Taming Nonconvex Stochastic Mirror Descent with General Bregman Divergence
Ilyas Fatkhullin, Niao He
TL;DR
The paper advances nonconvex stochastic optimization by enabling Stochastic Mirror Descent (SMD) with general, including nonsmooth, Bregman DGFs and analyzes convergence via the Bregman Forward-Backward Envelope (BFBE). It develops a Lyapunov-based framework under $(\ell,\omega)$-relative smoothness and bounded gradient noise, yielding convergence in expectation, high-probability guarantees, and global convergence under a generalized Proximal PL condition, without requiring large minibatches or Euclidean smoothness. The theory is instantiated in machine learning contexts such as differential privacy, reinforcement learning, and training linear networks, demonstrating improved or dimension-robust performance by leveraging nonsmooth DGFs like Shannon entropy.

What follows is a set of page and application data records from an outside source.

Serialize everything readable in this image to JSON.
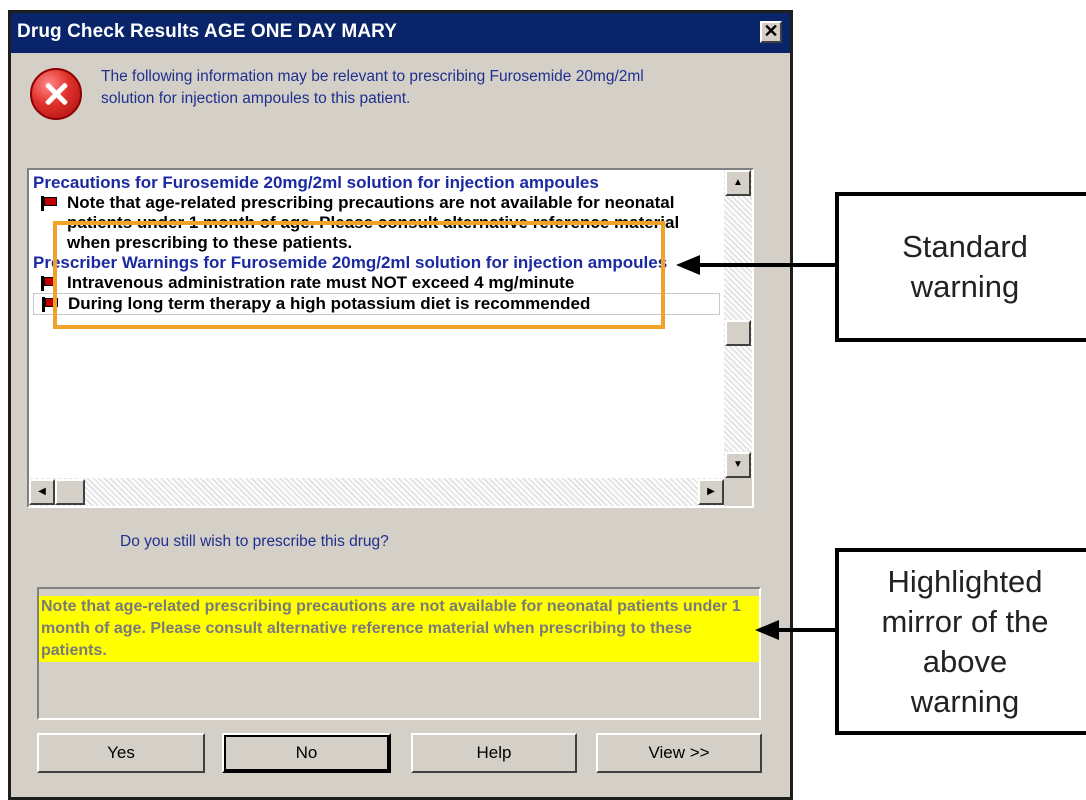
{
  "window": {
    "title": "Drug Check Results  AGE ONE DAY MARY",
    "close_label": "✕"
  },
  "info_text": "The following information may be relevant to prescribing Furosemide 20mg/2ml solution for injection ampoules to this patient.",
  "results": {
    "heading_1": "Precautions for Furosemide 20mg/2ml solution for injection ampoules",
    "item_1": "Note that age-related prescribing precautions are not available for neonatal patients under 1 month of age. Please consult alternative reference material when prescribing to these patients.",
    "heading_2": "Prescriber Warnings for Furosemide 20mg/2ml solution for injection ampoules",
    "item_2": "Intravenous administration rate must NOT exceed 4 mg/minute",
    "item_3": "During long term therapy a high potassium diet is recommended"
  },
  "question": "Do you still wish to prescribe this drug?",
  "mirror_text": "Note that age-related prescribing precautions are not available for neonatal patients under 1 month of age. Please consult alternative reference material when prescribing to these patients.",
  "buttons": {
    "yes": "Yes",
    "no": "No",
    "help": "Help",
    "view": "View >>"
  },
  "callouts": {
    "standard_line1": "Standard",
    "standard_line2": "warning",
    "mirror_line1": "Highlighted",
    "mirror_line2": "mirror of the",
    "mirror_line3": "above",
    "mirror_line4": "warning"
  },
  "colors": {
    "title_bar": "#0a246a",
    "highlight_box": "#f2a229",
    "mirror_background": "#ffff00",
    "heading_text": "#1c2aa2"
  }
}
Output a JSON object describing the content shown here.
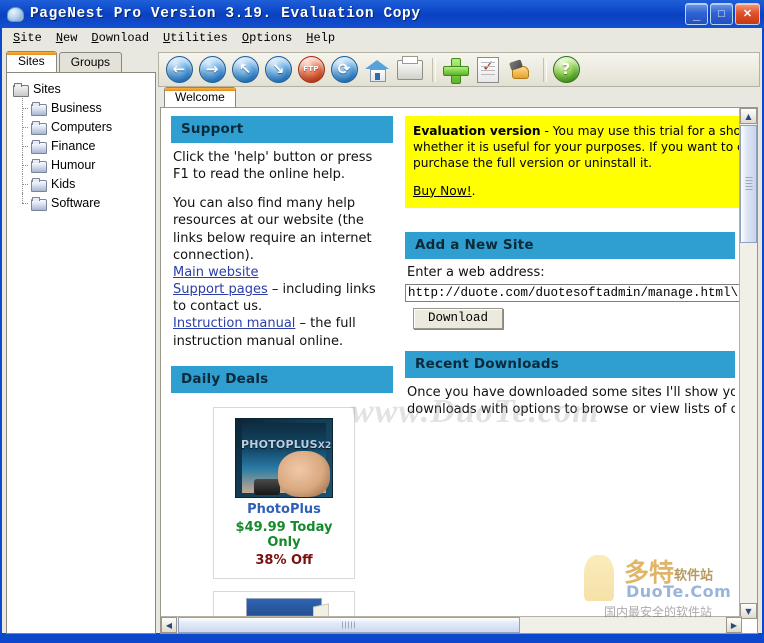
{
  "window": {
    "title": "PageNest Pro Version 3.19. Evaluation Copy",
    "app_icon": "globe-icon",
    "minimize_label": "_",
    "maximize_label": "□",
    "close_label": "✕"
  },
  "menubar": {
    "items": [
      {
        "label": "Site",
        "accel": "S",
        "rest": "ite"
      },
      {
        "label": "New",
        "accel": "N",
        "rest": "ew"
      },
      {
        "label": "Download",
        "accel": "D",
        "rest": "ownload"
      },
      {
        "label": "Utilities",
        "accel": "U",
        "rest": "tilities"
      },
      {
        "label": "Options",
        "accel": "O",
        "rest": "ptions"
      },
      {
        "label": "Help",
        "accel": "H",
        "rest": "elp"
      }
    ]
  },
  "toolbar": {
    "buttons": [
      {
        "name": "back-button",
        "icon": "arrow-left-icon",
        "glyph": "←"
      },
      {
        "name": "forward-button",
        "icon": "arrow-right-icon",
        "glyph": "→"
      },
      {
        "name": "up-button",
        "icon": "arrow-up-left-icon",
        "glyph": "↖"
      },
      {
        "name": "down-button",
        "icon": "arrow-down-right-icon",
        "glyph": "↘"
      },
      {
        "name": "stop-button",
        "icon": "stop-icon",
        "glyph": "FTP"
      },
      {
        "name": "refresh-button",
        "icon": "refresh-icon",
        "glyph": "⟳"
      },
      {
        "name": "home-button",
        "icon": "home-icon",
        "glyph": ""
      },
      {
        "name": "print-button",
        "icon": "printer-icon",
        "glyph": ""
      },
      {
        "name": "add-site-button",
        "icon": "plus-icon",
        "glyph": ""
      },
      {
        "name": "edit-list-button",
        "icon": "checklist-icon",
        "glyph": "✓"
      },
      {
        "name": "select-button",
        "icon": "hand-pointer-icon",
        "glyph": ""
      },
      {
        "name": "help-button",
        "icon": "help-icon",
        "glyph": "?"
      }
    ]
  },
  "sidebar": {
    "tabs": [
      {
        "label": "Sites",
        "active": true
      },
      {
        "label": "Groups",
        "active": false
      }
    ],
    "tree": {
      "root": {
        "label": "Sites",
        "icon": "folders-icon"
      },
      "children": [
        {
          "label": "Business",
          "icon": "folder-icon"
        },
        {
          "label": "Computers",
          "icon": "folder-icon"
        },
        {
          "label": "Finance",
          "icon": "folder-icon"
        },
        {
          "label": "Humour",
          "icon": "folder-icon"
        },
        {
          "label": "Kids",
          "icon": "folder-icon"
        },
        {
          "label": "Software",
          "icon": "folder-icon"
        }
      ]
    }
  },
  "document_tabs": [
    {
      "label": "Welcome",
      "active": true
    }
  ],
  "page": {
    "support": {
      "heading": "Support",
      "para1": "Click the 'help' button or press F1 to read the online help.",
      "para2": "You can also find many help resources at our website (the links below require an internet connection).",
      "link_main": "Main website",
      "link_support": "Support pages",
      "support_suffix": " – including links to contact us.",
      "link_manual": "Instruction manual",
      "manual_suffix": " – the full instruction manual online."
    },
    "evaluation": {
      "strong": "Evaluation version",
      "line1": " - You may use this trial for a short p",
      "line2": "whether it is useful for your purposes. If you want to conti",
      "line3": "purchase the full version or uninstall it.",
      "buy_link": "Buy Now!",
      "buy_suffix": "."
    },
    "add_site": {
      "heading": "Add a New Site",
      "label": "Enter a web address:",
      "url_value": "http://duote.com/duotesoftadmin/manage.html\\",
      "url_placeholder": "Enter a web address",
      "download_button": "Download"
    },
    "recent_downloads": {
      "heading": "Recent Downloads",
      "line1": "Once you have downloaded some sites I'll show you",
      "line2": "downloads with options to browse or view lists of c"
    },
    "daily_deals": {
      "heading": "Daily Deals",
      "items": [
        {
          "title_line": "PHOTOPLUS",
          "title_sup": "X2",
          "name": "PhotoPlus",
          "price": "$49.99 Today Only",
          "discount": "38% Off"
        }
      ]
    }
  },
  "watermarks": {
    "main": "www.DuoTe.com",
    "corner_cn": "多特",
    "corner_cn_small": "软件站",
    "corner_domain": "DuoTe.Com",
    "corner_sub": "国内最安全的软件站"
  },
  "scrollbars": {
    "up_arrow": "▲",
    "down_arrow": "▼",
    "left_arrow": "◀",
    "right_arrow": "▶"
  },
  "colors": {
    "titlebar": "#0b48cc",
    "section_header": "#2f9ed0",
    "evaluation_bg": "#ffff00",
    "link": "#2b3ea8",
    "price_green": "#148a2b",
    "discount_red": "#7a1010",
    "tab_accent": "#e98a1d"
  }
}
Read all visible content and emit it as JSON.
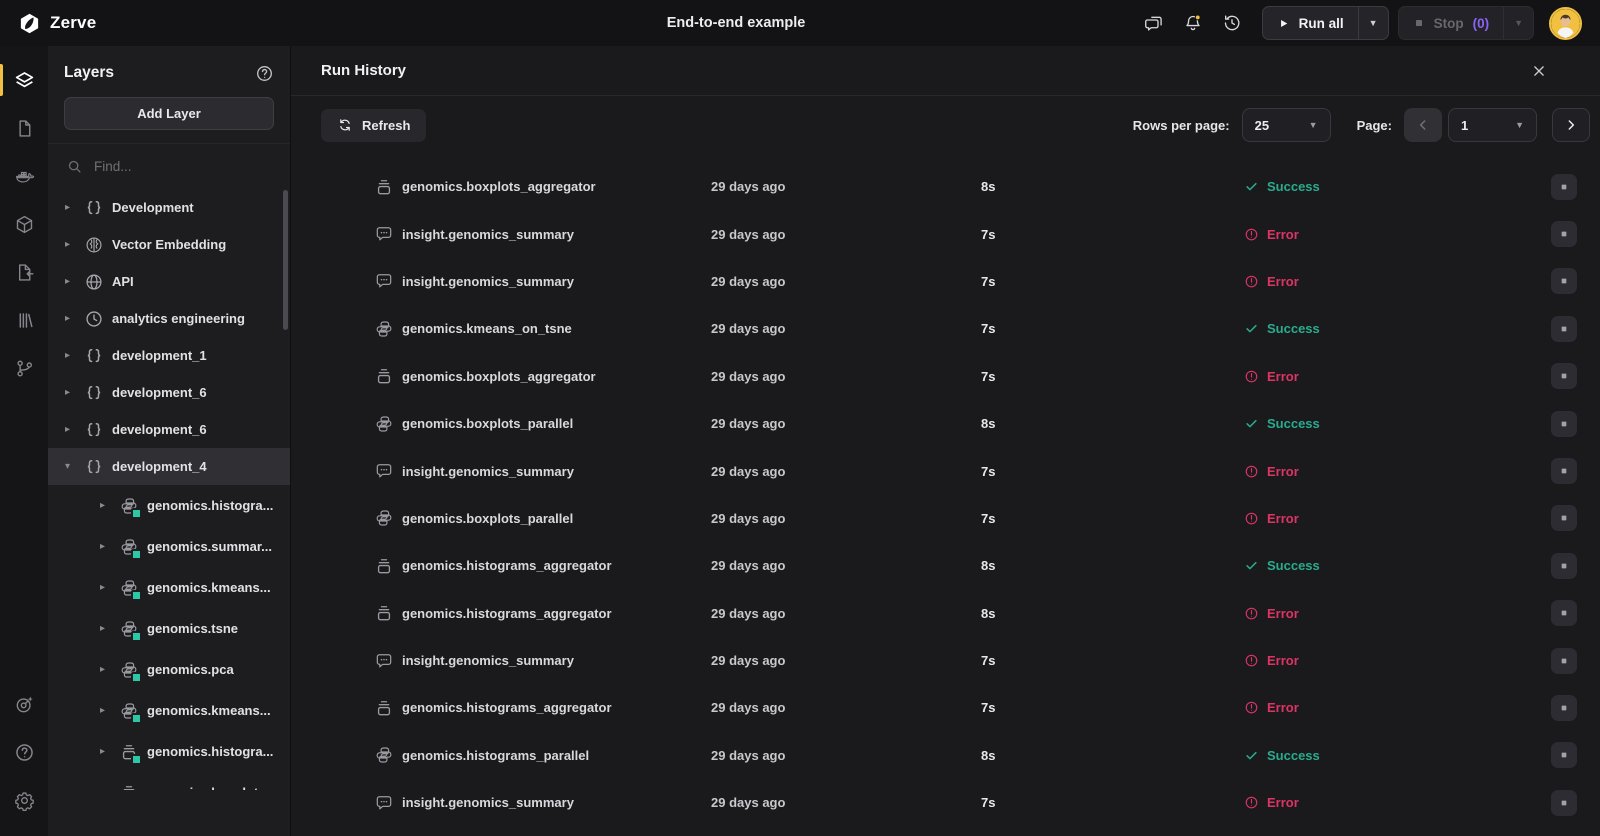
{
  "topbar": {
    "logo_text": "Zerve",
    "title": "End-to-end example",
    "run_all_label": "Run all",
    "stop_label": "Stop",
    "stop_count": "(0)"
  },
  "rail": {
    "top": [
      {
        "icon": "layers",
        "active": true
      },
      {
        "icon": "document"
      },
      {
        "icon": "docker"
      },
      {
        "icon": "package"
      },
      {
        "icon": "file-import"
      },
      {
        "icon": "library"
      },
      {
        "icon": "git-branch"
      }
    ],
    "bottom": [
      {
        "icon": "assistant-target"
      },
      {
        "icon": "help"
      },
      {
        "icon": "settings"
      }
    ]
  },
  "sidebar": {
    "title": "Layers",
    "add_layer_label": "Add Layer",
    "find_placeholder": "Find...",
    "tree": [
      {
        "label": "Development",
        "icon": "braces",
        "level": 0
      },
      {
        "label": "Vector Embedding",
        "icon": "brain",
        "level": 0
      },
      {
        "label": "API",
        "icon": "globe",
        "level": 0
      },
      {
        "label": "analytics engineering",
        "icon": "clock",
        "level": 0
      },
      {
        "label": "development_1",
        "icon": "braces",
        "level": 0
      },
      {
        "label": "development_6",
        "icon": "braces",
        "level": 0
      },
      {
        "label": "development_6",
        "icon": "braces",
        "level": 0
      },
      {
        "label": "development_4",
        "icon": "braces",
        "level": 0,
        "selected": true,
        "expanded": true
      },
      {
        "label": "genomics.histogra...",
        "icon": "python",
        "level": 1,
        "dot": true
      },
      {
        "label": "genomics.summar...",
        "icon": "python",
        "level": 1,
        "dot": true
      },
      {
        "label": "genomics.kmeans...",
        "icon": "python",
        "level": 1,
        "dot": true
      },
      {
        "label": "genomics.tsne",
        "icon": "python",
        "level": 1,
        "dot": true
      },
      {
        "label": "genomics.pca",
        "icon": "python",
        "level": 1,
        "dot": true
      },
      {
        "label": "genomics.kmeans...",
        "icon": "python",
        "level": 1,
        "dot": true
      },
      {
        "label": "genomics.histogra...",
        "icon": "aggregator",
        "level": 1,
        "dot": true
      },
      {
        "label": "genomics.boxplots...",
        "icon": "aggregator",
        "level": 1,
        "dot": true
      }
    ]
  },
  "panel": {
    "title": "Run History",
    "refresh_label": "Refresh",
    "rows_per_page_label": "Rows per page:",
    "rows_per_page_value": "25",
    "page_label": "Page:",
    "page_value": "1"
  },
  "run_history": {
    "rows": [
      {
        "name": "genomics.boxplots_aggregator",
        "icon": "aggregator",
        "when": "29 days ago",
        "duration": "8s",
        "status": "Success"
      },
      {
        "name": "insight.genomics_summary",
        "icon": "chat-bubble",
        "when": "29 days ago",
        "duration": "7s",
        "status": "Error"
      },
      {
        "name": "insight.genomics_summary",
        "icon": "chat-bubble",
        "when": "29 days ago",
        "duration": "7s",
        "status": "Error"
      },
      {
        "name": "genomics.kmeans_on_tsne",
        "icon": "python",
        "when": "29 days ago",
        "duration": "7s",
        "status": "Success"
      },
      {
        "name": "genomics.boxplots_aggregator",
        "icon": "aggregator",
        "when": "29 days ago",
        "duration": "7s",
        "status": "Error"
      },
      {
        "name": "genomics.boxplots_parallel",
        "icon": "python",
        "when": "29 days ago",
        "duration": "8s",
        "status": "Success"
      },
      {
        "name": "insight.genomics_summary",
        "icon": "chat-bubble",
        "when": "29 days ago",
        "duration": "7s",
        "status": "Error"
      },
      {
        "name": "genomics.boxplots_parallel",
        "icon": "python",
        "when": "29 days ago",
        "duration": "7s",
        "status": "Error"
      },
      {
        "name": "genomics.histograms_aggregator",
        "icon": "aggregator",
        "when": "29 days ago",
        "duration": "8s",
        "status": "Success"
      },
      {
        "name": "genomics.histograms_aggregator",
        "icon": "aggregator",
        "when": "29 days ago",
        "duration": "8s",
        "status": "Error"
      },
      {
        "name": "insight.genomics_summary",
        "icon": "chat-bubble",
        "when": "29 days ago",
        "duration": "7s",
        "status": "Error"
      },
      {
        "name": "genomics.histograms_aggregator",
        "icon": "aggregator",
        "when": "29 days ago",
        "duration": "7s",
        "status": "Error"
      },
      {
        "name": "genomics.histograms_parallel",
        "icon": "python",
        "when": "29 days ago",
        "duration": "8s",
        "status": "Success"
      },
      {
        "name": "insight.genomics_summary",
        "icon": "chat-bubble",
        "when": "29 days ago",
        "duration": "7s",
        "status": "Error"
      }
    ]
  },
  "colors": {
    "accent_yellow": "#f2c040",
    "success": "#2aab8e",
    "error": "#dc3564",
    "purple": "#8a63f5",
    "teal_dot": "#2cc8a5"
  }
}
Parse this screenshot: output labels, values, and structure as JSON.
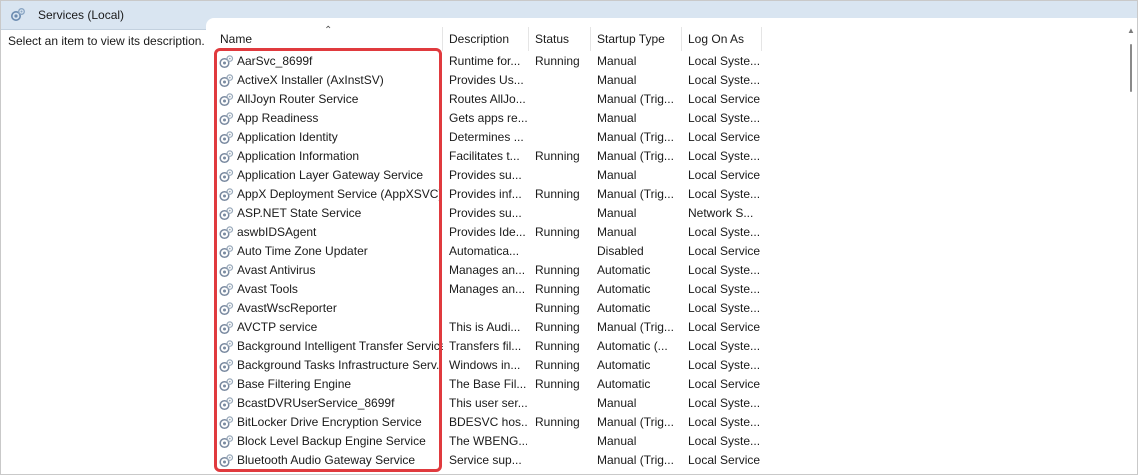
{
  "window": {
    "title": "Services (Local)",
    "icon": "services-gear-icon"
  },
  "left_panel": {
    "description": "Select an item to view its description."
  },
  "columns": [
    {
      "key": "name",
      "label": "Name",
      "sorted": "ascending"
    },
    {
      "key": "description",
      "label": "Description"
    },
    {
      "key": "status",
      "label": "Status"
    },
    {
      "key": "startup",
      "label": "Startup Type"
    },
    {
      "key": "logon",
      "label": "Log On As"
    }
  ],
  "services": [
    {
      "name": "AarSvc_8699f",
      "description": "Runtime for...",
      "status": "Running",
      "startup": "Manual",
      "logon": "Local Syste..."
    },
    {
      "name": "ActiveX Installer (AxInstSV)",
      "description": "Provides Us...",
      "status": "",
      "startup": "Manual",
      "logon": "Local Syste..."
    },
    {
      "name": "AllJoyn Router Service",
      "description": "Routes AllJo...",
      "status": "",
      "startup": "Manual (Trig...",
      "logon": "Local Service"
    },
    {
      "name": "App Readiness",
      "description": "Gets apps re...",
      "status": "",
      "startup": "Manual",
      "logon": "Local Syste..."
    },
    {
      "name": "Application Identity",
      "description": "Determines ...",
      "status": "",
      "startup": "Manual (Trig...",
      "logon": "Local Service"
    },
    {
      "name": "Application Information",
      "description": "Facilitates t...",
      "status": "Running",
      "startup": "Manual (Trig...",
      "logon": "Local Syste..."
    },
    {
      "name": "Application Layer Gateway Service",
      "description": "Provides su...",
      "status": "",
      "startup": "Manual",
      "logon": "Local Service"
    },
    {
      "name": "AppX Deployment Service (AppXSVC)",
      "description": "Provides inf...",
      "status": "Running",
      "startup": "Manual (Trig...",
      "logon": "Local Syste..."
    },
    {
      "name": "ASP.NET State Service",
      "description": "Provides su...",
      "status": "",
      "startup": "Manual",
      "logon": "Network S..."
    },
    {
      "name": "aswbIDSAgent",
      "description": "Provides Ide...",
      "status": "Running",
      "startup": "Manual",
      "logon": "Local Syste..."
    },
    {
      "name": "Auto Time Zone Updater",
      "description": "Automatica...",
      "status": "",
      "startup": "Disabled",
      "logon": "Local Service"
    },
    {
      "name": "Avast Antivirus",
      "description": "Manages an...",
      "status": "Running",
      "startup": "Automatic",
      "logon": "Local Syste..."
    },
    {
      "name": "Avast Tools",
      "description": "Manages an...",
      "status": "Running",
      "startup": "Automatic",
      "logon": "Local Syste..."
    },
    {
      "name": "AvastWscReporter",
      "description": "",
      "status": "Running",
      "startup": "Automatic",
      "logon": "Local Syste..."
    },
    {
      "name": "AVCTP service",
      "description": "This is Audi...",
      "status": "Running",
      "startup": "Manual (Trig...",
      "logon": "Local Service"
    },
    {
      "name": "Background Intelligent Transfer Service",
      "description": "Transfers fil...",
      "status": "Running",
      "startup": "Automatic (...",
      "logon": "Local Syste..."
    },
    {
      "name": "Background Tasks Infrastructure Serv...",
      "description": "Windows in...",
      "status": "Running",
      "startup": "Automatic",
      "logon": "Local Syste..."
    },
    {
      "name": "Base Filtering Engine",
      "description": "The Base Fil...",
      "status": "Running",
      "startup": "Automatic",
      "logon": "Local Service"
    },
    {
      "name": "BcastDVRUserService_8699f",
      "description": "This user ser...",
      "status": "",
      "startup": "Manual",
      "logon": "Local Syste..."
    },
    {
      "name": "BitLocker Drive Encryption Service",
      "description": "BDESVC hos...",
      "status": "Running",
      "startup": "Manual (Trig...",
      "logon": "Local Syste..."
    },
    {
      "name": "Block Level Backup Engine Service",
      "description": "The WBENG...",
      "status": "",
      "startup": "Manual",
      "logon": "Local Syste..."
    },
    {
      "name": "Bluetooth Audio Gateway Service",
      "description": "Service sup...",
      "status": "",
      "startup": "Manual (Trig...",
      "logon": "Local Service"
    }
  ],
  "annotation": {
    "color": "#e03a3e",
    "target": "name-column"
  },
  "colors": {
    "header_bar": "#d9e5f1",
    "highlight": "#e03a3e"
  }
}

These results broaden the scope of SMD, enabling more flexible geometry and potentially stronger guarantees in nonconvex stochastic learning tasks. The practical impact includes simpler DP algorithms with near-dimension-free utility bounds and RL methods with reduced dependence on action-space size, alongside provably convergent non-Euclidean SMD schemes for deep models.
Abstract
This paper revisits the convergence of Stochastic Mirror Descent (SMD) in the contemporary nonconvex optimization setting. Existing results for batch-free nonconvex SMD restrict the choice of the distance generating function (DGF) to be differentiable with Lipschitz continuous gradients, thereby excluding important setups such as Shannon entropy. In this work, we present a new convergence analysis of nonconvex SMD supporting general DGF, that overcomes the above limitations and relies solely on the standard assumptions. Moreover, our convergence is established with respect to the Bregman Forward-Backward envelope, which is a stronger measure than the commonly used squared norm of gradient mapping. We further extend our results to guarantee high probability convergence under sub-Gaussian noise and global convergence under the generalized Bregman Proximal Polyak-Łojasiewicz condition. Additionally, we illustrate the advantages of our improved SMD theory in various nonconvex machine learning tasks by harnessing nonsmooth DGFs. Notably, in the context of nonconvex differentially private (DP) learning, our theory yields a simple algorithm with a (nearly) dimension-independent utility bound. For the problem of training linear neural networks, we develop provably convergent stochastic algorithms.